A Guide to Immunocytochemistry and its Applications in Cytopathology
By Ing Wei Khor
Immunocytochemistry is a method for detecting a specific protein in cells by using an antibody that binds to the protein. This method is often used by pathologists to identify cancer cells and aid in cancer diagnosis, in a subfield of pathology called cytopathology. Cancer cells produce specific proteins which normal cells do not. In cytopathology, pathologists use immunocytochemistry as one method to detect these cancer-specific proteins and thus determine that cancer cells are present. It is an indispensable tool in anatomic pathology laboratories, where pathologists analyze cells obtained via biopsies or smears to aid in the diagnosis and management of disease.
How Does Immunocytochemistry Work?
The cells are placed on a glass slide or a cell culture plate with a glass bottom. The cells are allowed to adhere or stick to the glass, which may take an hour to more than a day, depending on the type of cell. Another option is to grow the cells and perform immunocytochemistry on the same glass surface. Cells are cultured in the cell culture medium (a special solution containing proteins) in a special chamber attached to a glass slide. Once enough cells are grown and adhere to the slide, the chamber containing the medium is discarded.
Cell Fixation and Permeabilization
The cells on the glass slide or plate are fixed, usually with a formalin solution, which kills the cells. The fixed cells are then permeabilized using a detergent solution, to enable the antibody molecules to get into the cells and bind to the proteins inside the cell, along with proteins on the cell surface.

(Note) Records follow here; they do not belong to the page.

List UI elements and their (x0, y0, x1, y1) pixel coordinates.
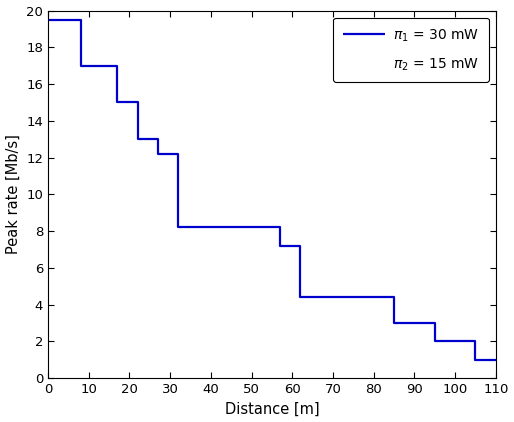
$\pi_2$ = 15 mW (330, 370, 336, 375)
$\pi_2$ = 15 mW (61, 17, 67, 22)
$\pi_1$ = 30 mW (155, 137, 161, 142)
$\pi_2$ = 15 mW (216, 295, 222, 300)
$\pi_2$ = 15 mW (248, 324, 254, 329)
$\pi_2$ = 15 mW (216, 298, 222, 303)
$\pi_2$ = 15 mW (159, 243, 165, 248)
$\pi_1$ = 30 mW (135, 137, 141, 142)
$\pi_2$ = 15 mW (314, 357, 320, 362)
$\pi_2$ = 15 mW (171, 251, 177, 256)
$\pi_2$ = 15 mW (281, 350, 287, 355)
$\pi_2$ = 15 mW (248, 319, 254, 324)
$\pi_2$ = 15 mW (330, 365, 336, 370)
$\pi_1$ = 30 mW (391, 295, 397, 300)
Y-axis label: Peak rate [Mb/s]: Peak rate [Mb/s] (6, 134, 21, 254)
$\pi_1$ = 30 mW (472, 357, 479, 362)
$\pi_1$ = 30 mW (277, 225, 283, 230)
$\pi_2$ = 15 mW (159, 225, 165, 230)
$\pi_1$ = 30 mW (493, 357, 499, 362)
$\pi_2$ = 15 mW (265, 324, 271, 329)
$\pi_2$ = 15 mW (61, 35, 67, 41)
$\pi_2$ = 15 mW (346, 370, 352, 375)
$\pi_2$ = 15 mW (142, 221, 149, 226)
$\pi_2$ = 15 mW (188, 251, 194, 256)
$\pi_1$ = 30 mW (432, 339, 438, 344)
$\pi_1$ = 30 mW (297, 295, 303, 300)
$\pi_2$ = 15 mW (102, 140, 108, 145)
X-axis label: Distance [m]: Distance [m] (225, 401, 319, 417)
$\pi_2$ = 15 mW (86, 80, 92, 85)
$\pi_2$ = 15 mW (142, 225, 149, 230)
$\pi_1$ = 30 mW (135, 100, 141, 105)
$\pi_1$ = 30 mW (175, 151, 181, 157)
$\pi_2$ = 15 mW (281, 339, 287, 344)
$\pi_1$ = 30 mW (114, 63, 120, 68)
$\pi_2$ = 15 mW (45, 17, 51, 22)
$\pi_1$ = 30 mW (45, 17, 51, 22)
$\pi_1$ = 30 mW (432, 320, 438, 325)
$\pi_1$ = 30 mW (175, 225, 181, 230)
$\pi_2$ = 15 mW (358, 376, 364, 381)
$\pi_2$ = 15 mW (131, 203, 137, 208)
$\pi_1$ = 30 mW (114, 100, 120, 105)
$\pi_2$ = 15 mW (74, 80, 80, 85)
$\pi_2$ = 15 mW (314, 365, 320, 370)
$\pi_2$ = 15 mW (74, 35, 80, 41)
$\pi_1$ = 30 mW (391, 320, 397, 325)
$\pi_2$ = 15 mW (131, 221, 137, 226)
$\pi_2$ = 15 mW (232, 298, 238, 303)
$\pi_1$ = 30 mW (78, 17, 84, 22)
Line: $\pi_1$ = 30 mW: $\pi_1$ = 30 mW (48, 20, 496, 360)
$\pi_2$ = 15 mW (86, 135, 92, 140)
$\pi_1$ = 30 mW (155, 151, 161, 157)
$\pi_2$ = 15 mW (346, 376, 352, 381)
$\pi_2$ = 15 mW (232, 319, 238, 324)
$\pi_2$ = 15 mW (297, 357, 303, 362)
$\pi_2$ = 15 mW (265, 339, 271, 344)
$\pi_1$ = 30 mW (277, 243, 283, 248)
$\pi_2$ = 15 mW (199, 285, 206, 290)
Legend: $\pi_1$ = 30 mW, $\pi_2$ = 15 mW: $\pi_1$ = 30 mW, $\pi_2$ = 15 mW (333, 17, 489, 82)
$\pi_2$ = 15 mW (171, 243, 177, 248)
$\pi_2$ = 15 mW (114, 203, 120, 208)
$\pi_1$ = 30 mW (78, 63, 84, 68)
$\pi_2$ = 15 mW (102, 135, 108, 140)
$\pi_2$ = 15 mW (199, 295, 206, 300)
$\pi_2$ = 15 mW (297, 350, 303, 355)
$\pi_1$ = 30 mW (297, 243, 303, 248)
$\pi_1$ = 30 mW (472, 339, 479, 344)
Line: $\pi_2$ = 15 mW: $\pi_2$ = 15 mW (48, 20, 361, 378)
$\pi_2$ = 15 mW (188, 285, 194, 290)
$\pi_2$ = 15 mW (114, 140, 120, 145)
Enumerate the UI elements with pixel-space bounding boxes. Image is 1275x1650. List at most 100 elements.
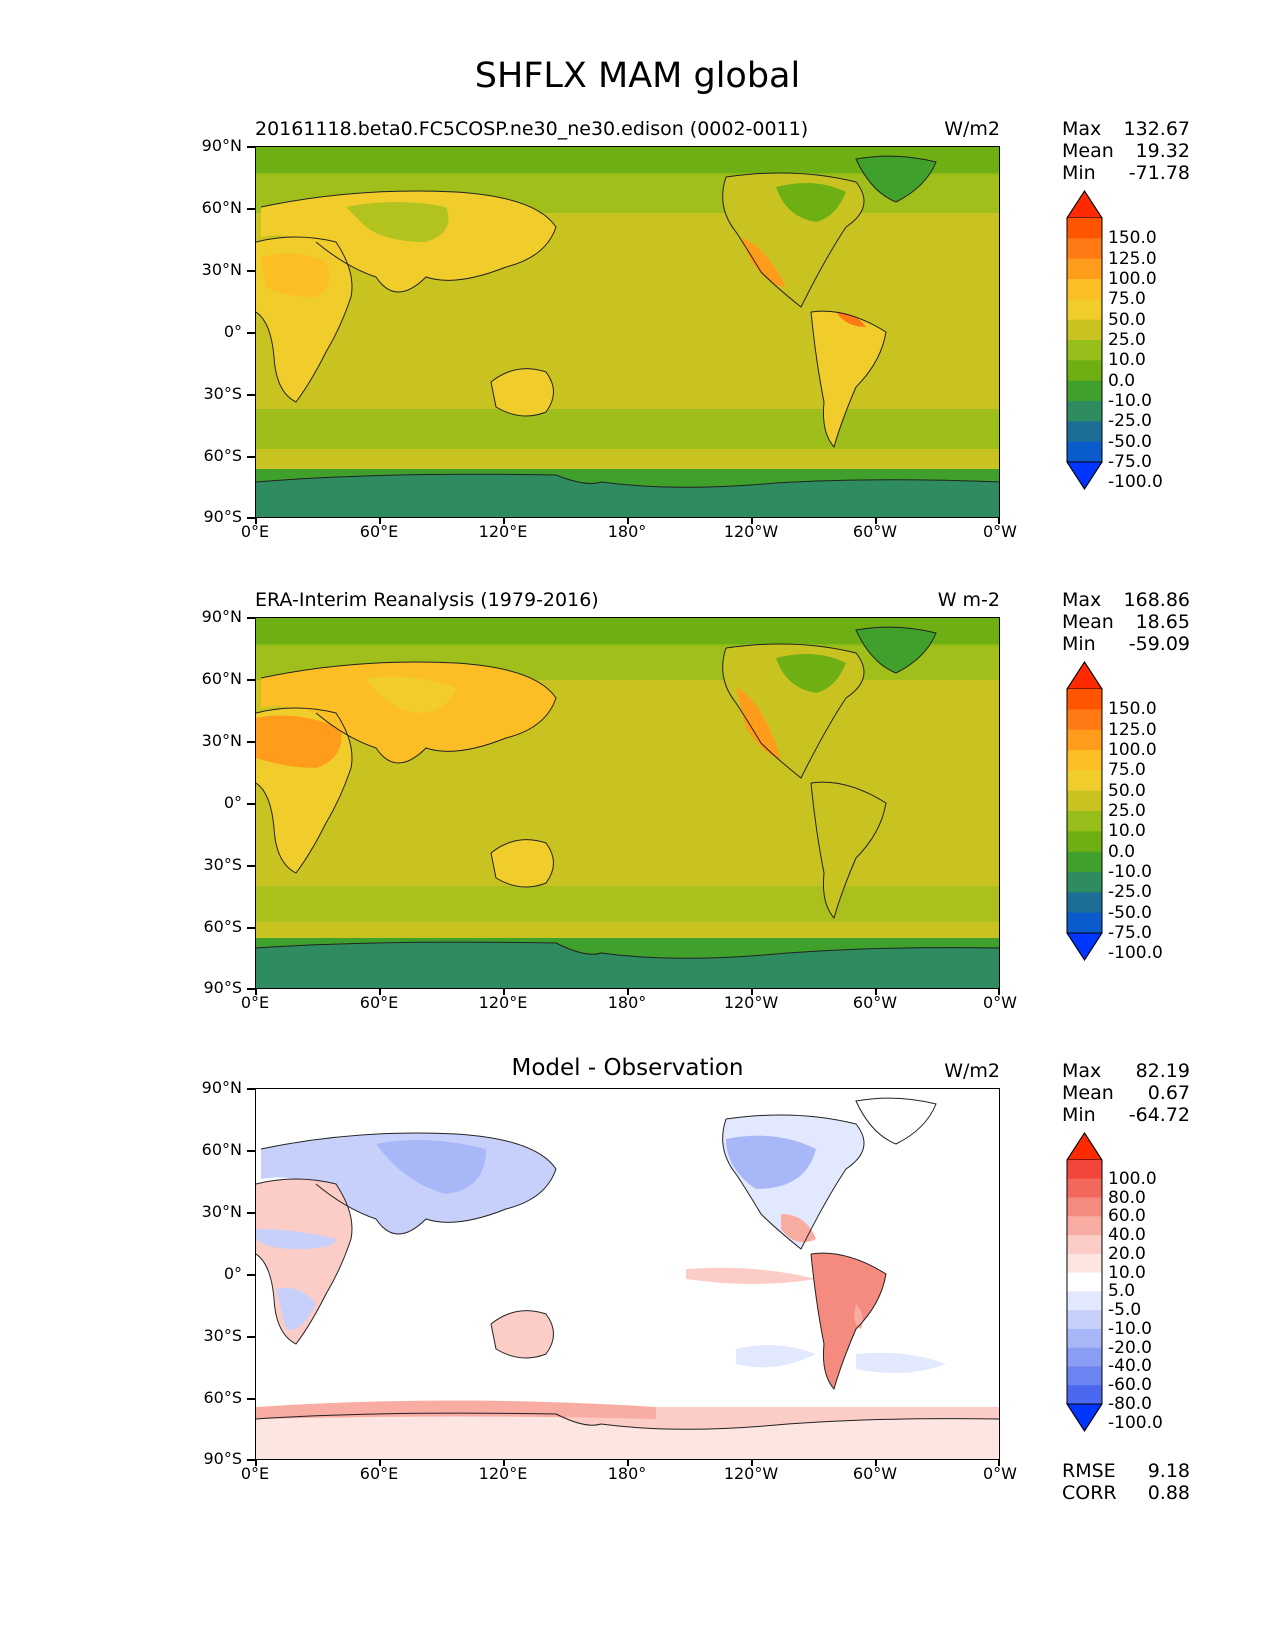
lon-label: 120°E [478,993,528,1012]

The staining step involves applying antibodies that bind to and “stain” or label the protein of interest. A common immunocytochemistry method uses antibodies with a fluorescent dye attached to them. After allowing some time (1 h to several hours at room temperature or refrigerated overnight) for the antibodies to bind, the excess unbound antibody is washed off. Very often, using only one type of antibody (called the primary antibody) is insufficient for detecting proteins in cells because there are too few of these proteins. Therefore, pathologists and pathology laboratories usually apply another antibody (the secondary antibody). In this method, the secondary antibody is labeled with a fluorescent dye instead of the primary antibody. This secondary antibody binds to the primary antibody. Since several secondary antibody molecules bind to one primary antibody molecule, this system amplifies the fluorescent signal produced by binding it to the protein of interest.
Another staining procedure uses an antibody attached to an enzyme, such as horseradish peroxidase. When the enzyme-linked antibody recognizes and binds to the specific protein, the peroxidase enzyme changes the substance 3,3′-diaminobenzidine (DAB) into a brown product, which is detectable.
Detection of Specific Proteins
To determine whether a particular protein is present, pathologists can detect fluorescent antibodies specific for that protein using a fluorescence microscope. Or, if enzyme-linked antibodies specific for the protein are applied, pathologists can use a light microscope to detect the product from the reaction of the enzyme-linked antibody and DAB. They can also measure the amount of fluorescence to get an idea of how much of the protein is present.
Applications of Immunocytochemistry in Cytopathology
Immunocytochemistry helps pathologists to identify specific proteins in cells such as cancer cells, which can in turn aid in diagnosing cancer. The method is useful for cancer screening, for example, screening for cervical cancer by analyzing Pap smears and confirming a cancer diagnosis in patients who have physical or laboratory signs of cancer.